I have heard several writers talk about the necessity to write hitting them at odd hours of the day or night. I'm too stubborn to actually let this happen. Perhaps last night would have been a wonderful opportunity to sit down without toddlers and write a first draft of a short story or something. I was up several hours after I wanted to be anyway. Yet, here I am, naptime for the boys and I am writing about how I didn't write when the moment hit last night. Note for the future: keep a notebook by the bed so it's actually possible to remember what my brain wouldn't let me forget the night before! And, perhaps I should let myself get out of bed if I can't sleep and put down some thoughts in writing so my mind can let them go. I will ponder that one...

Friday, January 1, 2010

New Beginnings

Welcome to the new year!

Here we are in the year 2010 and we can make a new start yet again. I've never been the best at following "New Year's Resolutions" but I intend to follow through on several changes I have begun to make.

Monica the directionless wanderer (with a marevelous life, however) is finally forcing herself to rediscover some direction. I hope to include several things in this -- as always trying to do many things.

First is my writing, which anyone who chooses will be able to see snipits here and there from this site. I hope to include some short stories as I flex my mental muscles. I would be overjoyed to hear positive criticism on anything I post to this site!

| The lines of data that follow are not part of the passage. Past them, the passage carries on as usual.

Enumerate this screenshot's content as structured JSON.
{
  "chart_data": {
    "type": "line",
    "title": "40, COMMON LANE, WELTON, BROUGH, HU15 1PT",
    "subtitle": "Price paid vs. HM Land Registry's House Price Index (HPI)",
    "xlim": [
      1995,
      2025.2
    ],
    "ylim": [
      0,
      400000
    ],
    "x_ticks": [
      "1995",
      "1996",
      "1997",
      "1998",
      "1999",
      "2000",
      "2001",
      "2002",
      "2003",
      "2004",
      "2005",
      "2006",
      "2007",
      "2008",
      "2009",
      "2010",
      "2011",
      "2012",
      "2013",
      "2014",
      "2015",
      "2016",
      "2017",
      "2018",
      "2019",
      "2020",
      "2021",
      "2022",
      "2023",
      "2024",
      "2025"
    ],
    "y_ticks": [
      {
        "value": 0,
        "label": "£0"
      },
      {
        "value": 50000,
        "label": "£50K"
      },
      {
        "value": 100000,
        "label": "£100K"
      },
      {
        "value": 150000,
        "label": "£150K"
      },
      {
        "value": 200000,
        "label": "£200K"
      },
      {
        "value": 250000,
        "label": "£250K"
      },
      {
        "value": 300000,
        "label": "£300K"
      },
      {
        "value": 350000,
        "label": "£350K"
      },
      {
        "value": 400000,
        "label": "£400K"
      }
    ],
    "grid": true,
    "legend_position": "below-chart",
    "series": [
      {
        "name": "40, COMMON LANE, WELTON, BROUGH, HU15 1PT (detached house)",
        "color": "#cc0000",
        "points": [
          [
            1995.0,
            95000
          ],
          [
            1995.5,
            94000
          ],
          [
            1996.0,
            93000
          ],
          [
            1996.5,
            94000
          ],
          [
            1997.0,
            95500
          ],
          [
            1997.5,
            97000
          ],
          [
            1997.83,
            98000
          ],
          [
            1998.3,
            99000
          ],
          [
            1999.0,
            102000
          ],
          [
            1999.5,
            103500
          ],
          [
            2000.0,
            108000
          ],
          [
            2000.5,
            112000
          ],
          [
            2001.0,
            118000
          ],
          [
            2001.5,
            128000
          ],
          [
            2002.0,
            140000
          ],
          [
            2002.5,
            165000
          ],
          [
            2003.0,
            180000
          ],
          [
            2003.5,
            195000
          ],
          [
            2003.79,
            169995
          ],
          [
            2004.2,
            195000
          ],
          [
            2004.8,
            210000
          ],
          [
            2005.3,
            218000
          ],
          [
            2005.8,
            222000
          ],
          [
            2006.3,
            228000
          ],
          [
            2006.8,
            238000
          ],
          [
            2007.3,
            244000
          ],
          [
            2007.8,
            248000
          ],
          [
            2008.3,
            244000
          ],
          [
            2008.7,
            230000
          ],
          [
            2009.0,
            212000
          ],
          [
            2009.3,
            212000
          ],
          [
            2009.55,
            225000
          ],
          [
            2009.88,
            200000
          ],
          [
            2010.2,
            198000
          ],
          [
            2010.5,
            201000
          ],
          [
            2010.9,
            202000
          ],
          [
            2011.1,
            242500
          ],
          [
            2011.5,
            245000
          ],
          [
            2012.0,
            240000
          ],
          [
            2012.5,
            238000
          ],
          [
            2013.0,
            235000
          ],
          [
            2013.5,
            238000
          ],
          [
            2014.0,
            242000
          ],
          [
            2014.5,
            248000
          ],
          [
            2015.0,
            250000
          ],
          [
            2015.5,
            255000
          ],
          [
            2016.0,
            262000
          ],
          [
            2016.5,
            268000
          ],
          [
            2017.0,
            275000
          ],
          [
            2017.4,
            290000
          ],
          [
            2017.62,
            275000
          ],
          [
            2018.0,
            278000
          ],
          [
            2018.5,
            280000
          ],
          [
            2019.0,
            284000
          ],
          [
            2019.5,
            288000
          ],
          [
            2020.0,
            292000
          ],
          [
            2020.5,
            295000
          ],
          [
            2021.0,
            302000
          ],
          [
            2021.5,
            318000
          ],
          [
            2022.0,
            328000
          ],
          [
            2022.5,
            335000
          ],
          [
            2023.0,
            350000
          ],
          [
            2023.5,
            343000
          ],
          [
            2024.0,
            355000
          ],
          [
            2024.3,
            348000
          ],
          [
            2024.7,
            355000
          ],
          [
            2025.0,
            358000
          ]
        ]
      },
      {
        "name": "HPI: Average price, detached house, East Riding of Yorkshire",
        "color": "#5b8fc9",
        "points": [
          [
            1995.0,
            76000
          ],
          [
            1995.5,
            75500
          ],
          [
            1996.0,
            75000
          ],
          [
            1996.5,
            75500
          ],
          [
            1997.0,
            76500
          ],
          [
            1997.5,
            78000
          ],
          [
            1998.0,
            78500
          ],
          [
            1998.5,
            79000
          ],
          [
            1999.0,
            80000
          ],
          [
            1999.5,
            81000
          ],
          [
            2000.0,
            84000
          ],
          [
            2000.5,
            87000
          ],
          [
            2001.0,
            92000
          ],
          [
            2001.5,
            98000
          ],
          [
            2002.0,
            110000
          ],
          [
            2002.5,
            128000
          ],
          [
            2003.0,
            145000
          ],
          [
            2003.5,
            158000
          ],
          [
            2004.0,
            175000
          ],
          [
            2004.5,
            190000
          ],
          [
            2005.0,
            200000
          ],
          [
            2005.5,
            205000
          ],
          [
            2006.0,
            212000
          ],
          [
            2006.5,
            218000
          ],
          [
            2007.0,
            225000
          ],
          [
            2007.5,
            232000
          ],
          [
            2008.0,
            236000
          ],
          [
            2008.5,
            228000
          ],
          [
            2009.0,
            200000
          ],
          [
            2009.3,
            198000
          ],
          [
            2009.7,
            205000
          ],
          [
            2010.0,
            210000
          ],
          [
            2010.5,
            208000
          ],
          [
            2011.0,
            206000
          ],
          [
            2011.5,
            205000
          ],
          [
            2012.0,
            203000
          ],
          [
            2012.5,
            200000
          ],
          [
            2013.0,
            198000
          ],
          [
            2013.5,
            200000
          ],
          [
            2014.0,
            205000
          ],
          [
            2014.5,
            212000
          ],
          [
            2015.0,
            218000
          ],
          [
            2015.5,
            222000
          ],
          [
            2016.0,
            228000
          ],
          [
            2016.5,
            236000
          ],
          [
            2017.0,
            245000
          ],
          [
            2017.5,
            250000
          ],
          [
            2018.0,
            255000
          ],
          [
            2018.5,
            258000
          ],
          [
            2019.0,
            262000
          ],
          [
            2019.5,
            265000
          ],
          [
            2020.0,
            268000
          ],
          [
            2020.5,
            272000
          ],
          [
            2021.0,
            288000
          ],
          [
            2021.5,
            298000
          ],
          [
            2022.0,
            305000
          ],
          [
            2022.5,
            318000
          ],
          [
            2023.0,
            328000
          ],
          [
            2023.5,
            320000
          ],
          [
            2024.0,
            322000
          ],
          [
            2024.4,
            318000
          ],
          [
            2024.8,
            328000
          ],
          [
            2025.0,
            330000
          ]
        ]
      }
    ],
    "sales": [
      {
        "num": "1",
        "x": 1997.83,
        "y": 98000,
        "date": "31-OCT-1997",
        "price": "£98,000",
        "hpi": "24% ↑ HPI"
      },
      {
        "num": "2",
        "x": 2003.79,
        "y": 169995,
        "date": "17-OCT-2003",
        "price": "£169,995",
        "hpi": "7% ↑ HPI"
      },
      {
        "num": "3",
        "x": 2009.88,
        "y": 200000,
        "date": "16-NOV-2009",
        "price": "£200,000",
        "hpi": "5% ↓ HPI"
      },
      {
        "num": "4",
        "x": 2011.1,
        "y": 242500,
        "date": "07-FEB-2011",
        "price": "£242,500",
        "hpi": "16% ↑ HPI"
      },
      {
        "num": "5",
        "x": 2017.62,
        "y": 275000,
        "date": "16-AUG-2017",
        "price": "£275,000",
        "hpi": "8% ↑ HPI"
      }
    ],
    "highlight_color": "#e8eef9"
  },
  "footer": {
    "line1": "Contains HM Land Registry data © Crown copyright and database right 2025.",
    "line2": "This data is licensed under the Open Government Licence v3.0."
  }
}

Second: I have brought poor Geoffrey out of the closet. For those of you who have recently met me or who never knew who Geoffrey was, he is my fiddle. He has been banished to dark corners for almost 2 years now and only brought out at whimsical moments. Now I hope that he will take a more prominent place in my daily schedule as I teach my boys the love for music that was always shared with me. Jonas already loves his drum and can almost keep a steady beat for me. Ronan shakes the jingle bells to his own rhythm but it just fits in wonderfully anyway.

I could keep writing about all the different goals I have but that might just keep me up for hours when I should really sleep early tonight. I hope that everyones' new year's festivities were wonderful and I would love to hear about your goals, if not resolutions, for 2010!